Other tips Thomison says that growers can follow to get corn off to a good start include:
· Avoid working with wet soil and reduce secondary tillage passes that could cause shallow compaction and reduce crop yields. The best time of year for a deeper tillage is during late summer and into fall on dry soil, and only when a compacted zone has been identified.
· Adjust seeding depth according to soil conditions. Corn should be planted between 1.5 and 2 inches deep, which provides protection against frost and allows for adequate root development. Seed depth should be adjusted for weather and soil conditions.
· Adjust seeding rates by field. For example, high-yield potential sites with high soil-fertility levels and water-holding capacity can benefit from higher seeding rates, while lower seeding rates may work better with droughty soils or in late-planted crops. Given this may be a year where people are looking at their input costs more closely, push seeding rates only where appropriate.

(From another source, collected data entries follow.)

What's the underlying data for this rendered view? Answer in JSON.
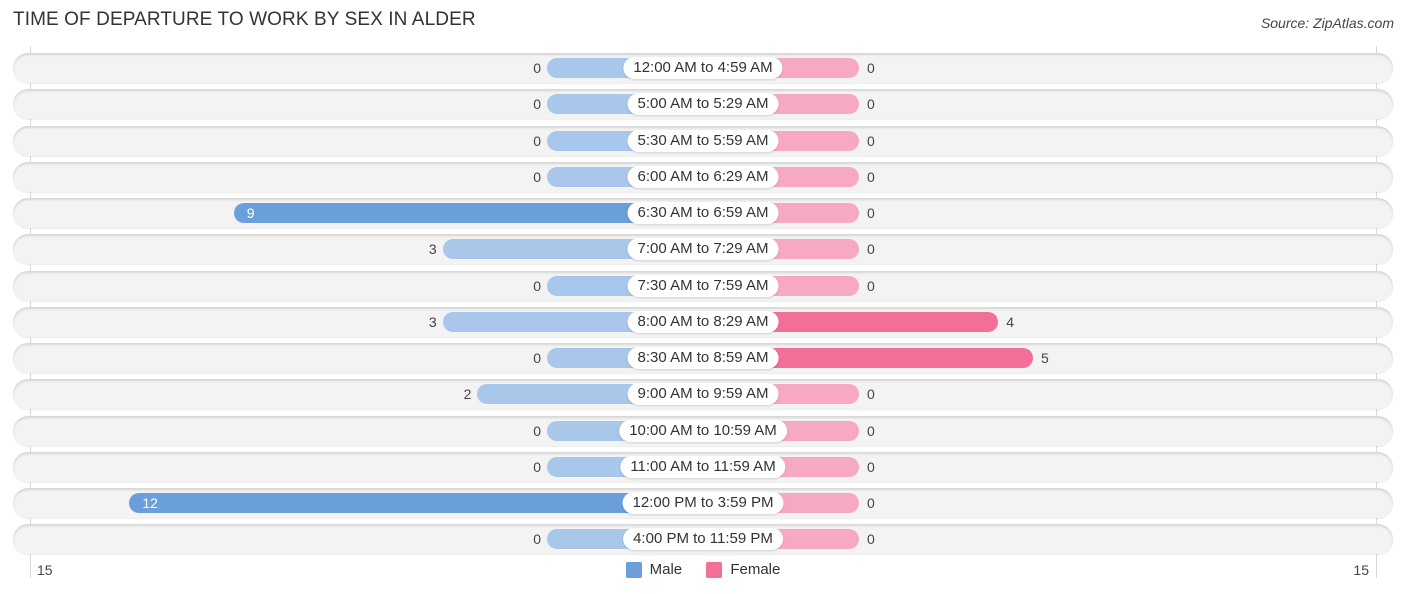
{
  "chart_data": {
    "type": "bar",
    "orientation": "horizontal-butterfly",
    "title": "TIME OF DEPARTURE TO WORK BY SEX IN ALDER",
    "source": "Source: ZipAtlas.com",
    "categories": [
      "12:00 AM to 4:59 AM",
      "5:00 AM to 5:29 AM",
      "5:30 AM to 5:59 AM",
      "6:00 AM to 6:29 AM",
      "6:30 AM to 6:59 AM",
      "7:00 AM to 7:29 AM",
      "7:30 AM to 7:59 AM",
      "8:00 AM to 8:29 AM",
      "8:30 AM to 8:59 AM",
      "9:00 AM to 9:59 AM",
      "10:00 AM to 10:59 AM",
      "11:00 AM to 11:59 AM",
      "12:00 PM to 3:59 PM",
      "4:00 PM to 11:59 PM"
    ],
    "series": [
      {
        "name": "Male",
        "color": "#6a9fdb",
        "values": [
          0,
          0,
          0,
          0,
          9,
          3,
          0,
          3,
          0,
          2,
          0,
          0,
          12,
          0
        ]
      },
      {
        "name": "Female",
        "color": "#f27097",
        "values": [
          0,
          0,
          0,
          0,
          0,
          0,
          0,
          4,
          5,
          0,
          0,
          0,
          0,
          0
        ]
      }
    ],
    "axis": {
      "left_tick": "15",
      "right_tick": "15",
      "range": [
        0,
        15
      ]
    },
    "legend": {
      "position": "bottom-center",
      "items": [
        "Male",
        "Female"
      ]
    }
  }
}
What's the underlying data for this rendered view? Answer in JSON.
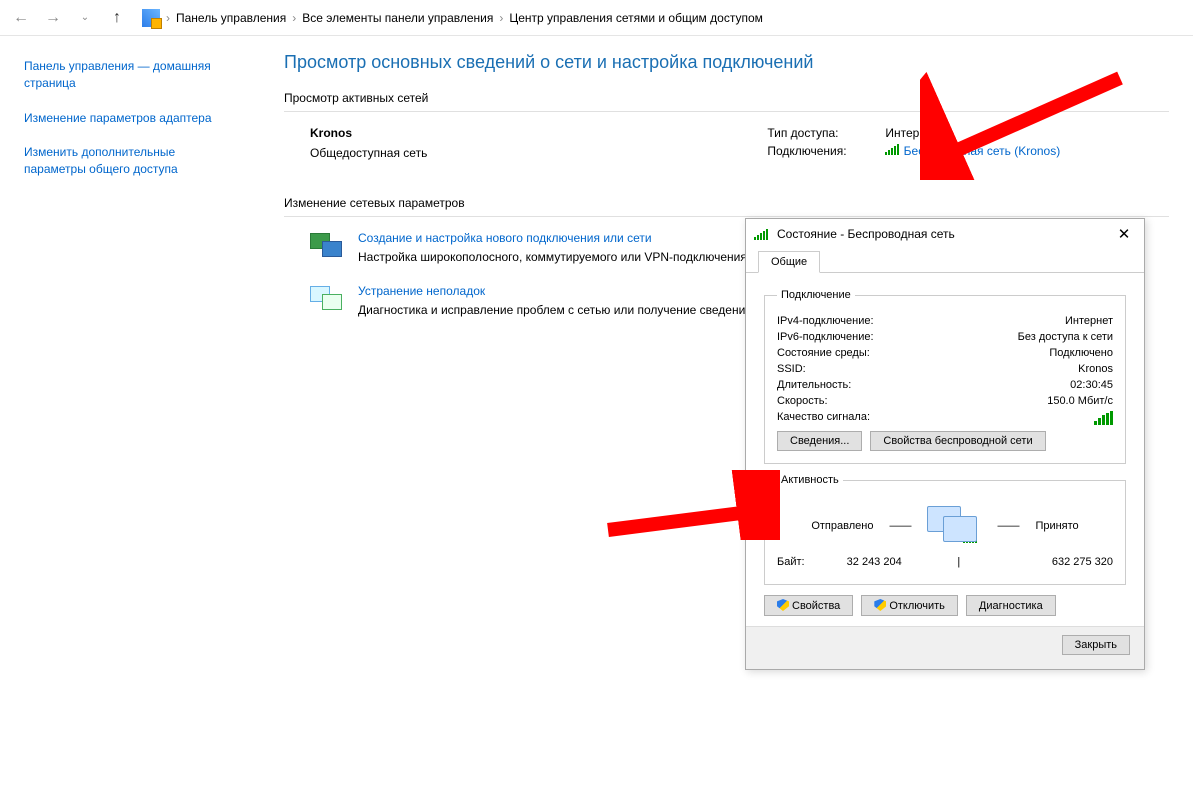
{
  "breadcrumb": {
    "item1": "Панель управления",
    "item2": "Все элементы панели управления",
    "item3": "Центр управления сетями и общим доступом"
  },
  "sidebar": {
    "home": "Панель управления — домашняя страница",
    "adapter": "Изменение параметров адаптера",
    "sharing": "Изменить дополнительные параметры общего доступа"
  },
  "main": {
    "title": "Просмотр основных сведений о сети и настройка подключений",
    "active_label": "Просмотр активных сетей",
    "network_name": "Kronos",
    "network_type": "Общедоступная сеть",
    "access_label": "Тип доступа:",
    "access_value": "Интернет",
    "conn_label": "Подключения:",
    "conn_link": "Беспроводная сеть (Kronos)",
    "change_label": "Изменение сетевых параметров",
    "opt1_link": "Создание и настройка нового подключения или сети",
    "opt1_desc": "Настройка широкополосного, коммутируемого или VPN-подключения либо настройка маршрутизатора или точки доступа.",
    "opt2_link": "Устранение неполадок",
    "opt2_desc": "Диагностика и исправление проблем с сетью или получение сведений об устранении неполадок."
  },
  "dialog": {
    "title": "Состояние - Беспроводная сеть",
    "tab": "Общие",
    "group_conn": "Подключение",
    "ipv4_label": "IPv4-подключение:",
    "ipv4_value": "Интернет",
    "ipv6_label": "IPv6-подключение:",
    "ipv6_value": "Без доступа к сети",
    "media_label": "Состояние среды:",
    "media_value": "Подключено",
    "ssid_label": "SSID:",
    "ssid_value": "Kronos",
    "duration_label": "Длительность:",
    "duration_value": "02:30:45",
    "speed_label": "Скорость:",
    "speed_value": "150.0 Мбит/с",
    "signal_label": "Качество сигнала:",
    "btn_details": "Сведения...",
    "btn_wprops": "Свойства беспроводной сети",
    "group_activity": "Активность",
    "sent_label": "Отправлено",
    "recv_label": "Принято",
    "bytes_label": "Байт:",
    "bytes_sent": "32 243 204",
    "bytes_recv": "632 275 320",
    "btn_props": "Свойства",
    "btn_disable": "Отключить",
    "btn_diag": "Диагностика",
    "btn_close": "Закрыть"
  }
}
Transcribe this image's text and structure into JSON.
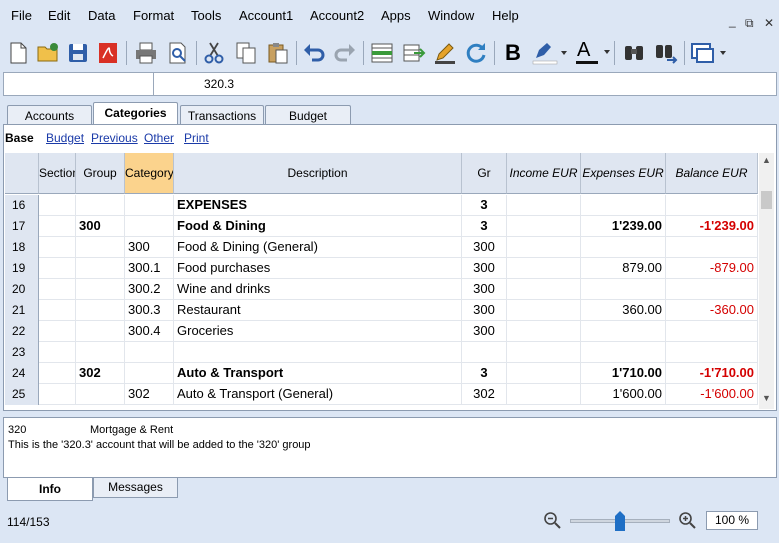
{
  "menu": [
    "File",
    "Edit",
    "Data",
    "Format",
    "Tools",
    "Account1",
    "Account2",
    "Apps",
    "Window",
    "Help"
  ],
  "window_controls": {
    "minimize": "_",
    "restore": "⧉",
    "close": "✕"
  },
  "toolbar_icons": [
    "new-file-icon",
    "open-folder-icon",
    "save-icon",
    "pdf-icon",
    "print-icon",
    "print-preview-icon",
    "cut-icon",
    "copy-icon",
    "paste-icon",
    "undo-icon",
    "redo-icon",
    "insert-row-icon",
    "move-row-icon",
    "edit-icon",
    "refresh-icon",
    "bold-icon",
    "highlight-color-icon",
    "font-color-icon",
    "find-icon",
    "find-next-icon",
    "window-icon"
  ],
  "toolbar_text": {
    "bold": "B",
    "font_color": "A"
  },
  "formula_bar": {
    "value": "320.3"
  },
  "tabs": [
    "Accounts",
    "Categories",
    "Transactions",
    "Budget"
  ],
  "active_tab": "Categories",
  "views": {
    "current": "Base",
    "links": [
      "Budget",
      "Previous",
      "Other",
      "Print"
    ]
  },
  "table": {
    "headers": {
      "section": "Section",
      "group": "Group",
      "category": "Category",
      "description": "Description",
      "gr": "Gr",
      "income": "Income EUR",
      "expenses": "Expenses EUR",
      "balance": "Balance EUR"
    },
    "rows": [
      {
        "num": "16",
        "section": "",
        "group": "",
        "category": "",
        "description": "EXPENSES",
        "gr": "3",
        "income": "",
        "expenses": "",
        "balance": "",
        "bold": true
      },
      {
        "num": "17",
        "section": "",
        "group": "300",
        "category": "",
        "description": "Food & Dining",
        "gr": "3",
        "income": "",
        "expenses": "1'239.00",
        "balance": "-1'239.00",
        "bold": true
      },
      {
        "num": "18",
        "section": "",
        "group": "",
        "category": "300",
        "description": "Food & Dining (General)",
        "gr": "300",
        "income": "",
        "expenses": "",
        "balance": "",
        "bold": false
      },
      {
        "num": "19",
        "section": "",
        "group": "",
        "category": "300.1",
        "description": "Food purchases",
        "gr": "300",
        "income": "",
        "expenses": "879.00",
        "balance": "-879.00",
        "bold": false
      },
      {
        "num": "20",
        "section": "",
        "group": "",
        "category": "300.2",
        "description": "Wine and drinks",
        "gr": "300",
        "income": "",
        "expenses": "",
        "balance": "",
        "bold": false
      },
      {
        "num": "21",
        "section": "",
        "group": "",
        "category": "300.3",
        "description": "Restaurant",
        "gr": "300",
        "income": "",
        "expenses": "360.00",
        "balance": "-360.00",
        "bold": false
      },
      {
        "num": "22",
        "section": "",
        "group": "",
        "category": "300.4",
        "description": "Groceries",
        "gr": "300",
        "income": "",
        "expenses": "",
        "balance": "",
        "bold": false
      },
      {
        "num": "23",
        "section": "",
        "group": "",
        "category": "",
        "description": "",
        "gr": "",
        "income": "",
        "expenses": "",
        "balance": "",
        "bold": false
      },
      {
        "num": "24",
        "section": "",
        "group": "302",
        "category": "",
        "description": "Auto & Transport",
        "gr": "3",
        "income": "",
        "expenses": "1'710.00",
        "balance": "-1'710.00",
        "bold": true
      },
      {
        "num": "25",
        "section": "",
        "group": "",
        "category": "302",
        "description": "Auto & Transport (General)",
        "gr": "302",
        "income": "",
        "expenses": "1'600.00",
        "balance": "-1'600.00",
        "bold": false
      }
    ]
  },
  "info": {
    "account": "320",
    "account_desc": "Mortgage & Rent",
    "message": "This is the '320.3' account that will be added to the '320' group"
  },
  "bottom_tabs": [
    "Info",
    "Messages"
  ],
  "status": {
    "position": "114/153",
    "zoom": "100 %",
    "zoom_percent": 100
  },
  "colors": {
    "negative": "#d40000",
    "selected_header": "#fbd38d",
    "link": "#1a3aa8"
  }
}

· Plant a mix of early-, mid- and full-season hybrids between fields, which reduces damage from diseases and environmental stress at different growth stages. Using this method also spreads out harvest time and workload.
· Plant full-season hybrids first, followed alternately with early-season and mid-season hybrids, which allows late-season hybrids to get the most benefit from maximum heat unit accumulation, Thomison said.